Other potential clients and partners in the center have included India, Japan, Iran, South Korea and some African nations.

Chance to resubmit pact to Congress
Both Bush and Secretary of State Condoleezza Rice, who was the first to announce the decision, said the pact could be resubmitted to Congress if circumstances change.

"We make this decision with regret," Rice said in a statement read by her spokesman Sean McCormack. "Unfortunately, given the current environment, the time is not right for this agreement."

Russia reacts with ambivalence

"Such a step is regrettable" and is "out of keeping with bilateral relations," according to a Russian foreign affairs ministry official quoted by Interfax.

However, "Russia does not need civilian nuclear cooperation with the United States more than (Washington)," said the official who asked to remain anonymous.

US nuclear nonproliferation expert Richard Einhorn agreed, and played down the harm that canceling the agreements is supposed to bring to Russia.

“It would be a boon to both countries as they promoted nuclear nonproliferation and sought to ensure that terrorists did not acquire sensitive material,” he said.

“The Russians would like this agreement but they are not dying to get it,” said Einhorn.

“They are prepared to live without it.

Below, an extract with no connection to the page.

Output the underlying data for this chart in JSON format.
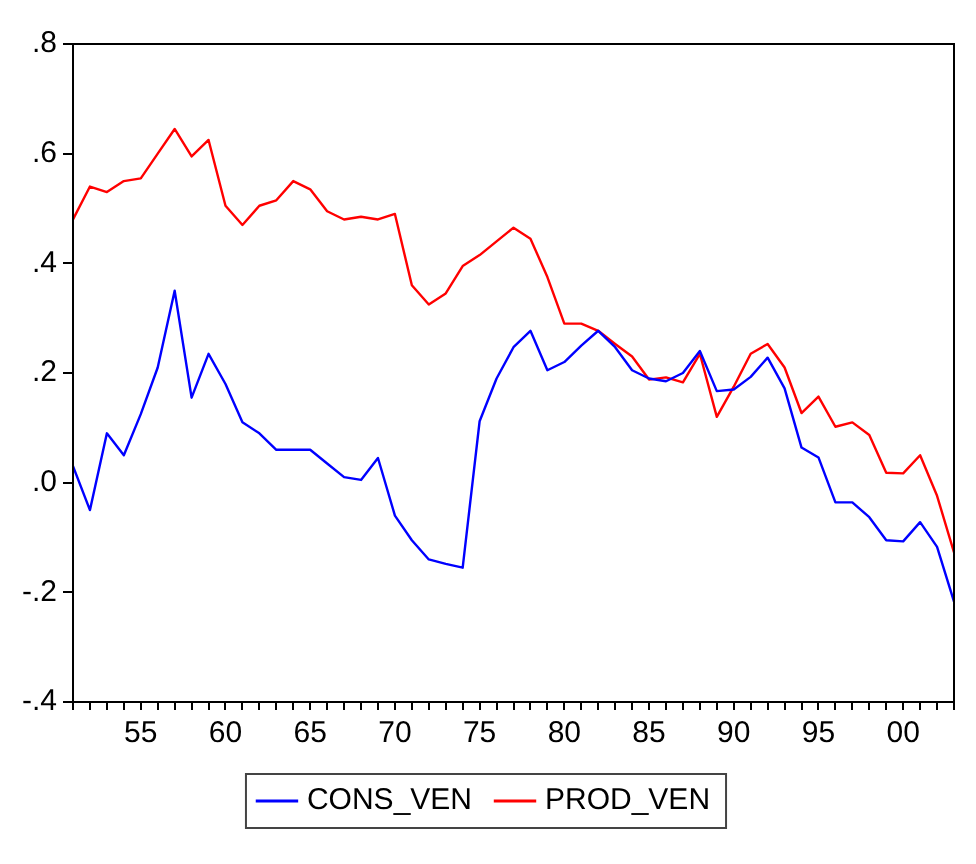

The benefits fall just about equally to both sides. This is not a big favor we have done for the Russians, and so this is not a great punishment to deny it to them,” he said.

Who to thank for the waste?

Rosatom for years has been gathering waste to reprocess in some kind of international centre, but it has thus far been gathering dust. Since 1996, the Angarsk Electro-Chemical Combine in Siberia – the chosen site for the International Uranium Enrichment Centre – has been receiving from 130 to 290 tons annually of depleted uranium hexafluoride, or uranium tails, from Germany’s Urenco and France’s Eurodif

The uranium tail imports are, in fact, a deal to import nuclear waste: a very small quantity of uranium is extracted from the tails and sent back to the West, and the remaining 90 percent stays in Russia. Some 700,000 tons of this toxic and radioactive waste has piled up in Russia.

Rosatom has already declared the deals to be a mistake, and Rosatom chief Sergei Kiriyenko has said he will not renew them. The remaining question is: who does Russia have to thank for the radioactive waste pile up?

Former minister of atomic energy, Yevgeny Adamov – who in February was found guilty of defrauding the Russian government and given a suspended sentence – suggested more than 10 years ago that Russia allow the import of spent nuclear fuel into Russia, apparently prefers to avoid unpleasant questions on the subject.

“Due to the fact that (Adamov) has a good memory, he will never talk to Bellona,” his secretary told Bellona Web in a telephone request for comment.

Vera Ponomareva contributed to this report from St. Petersburg.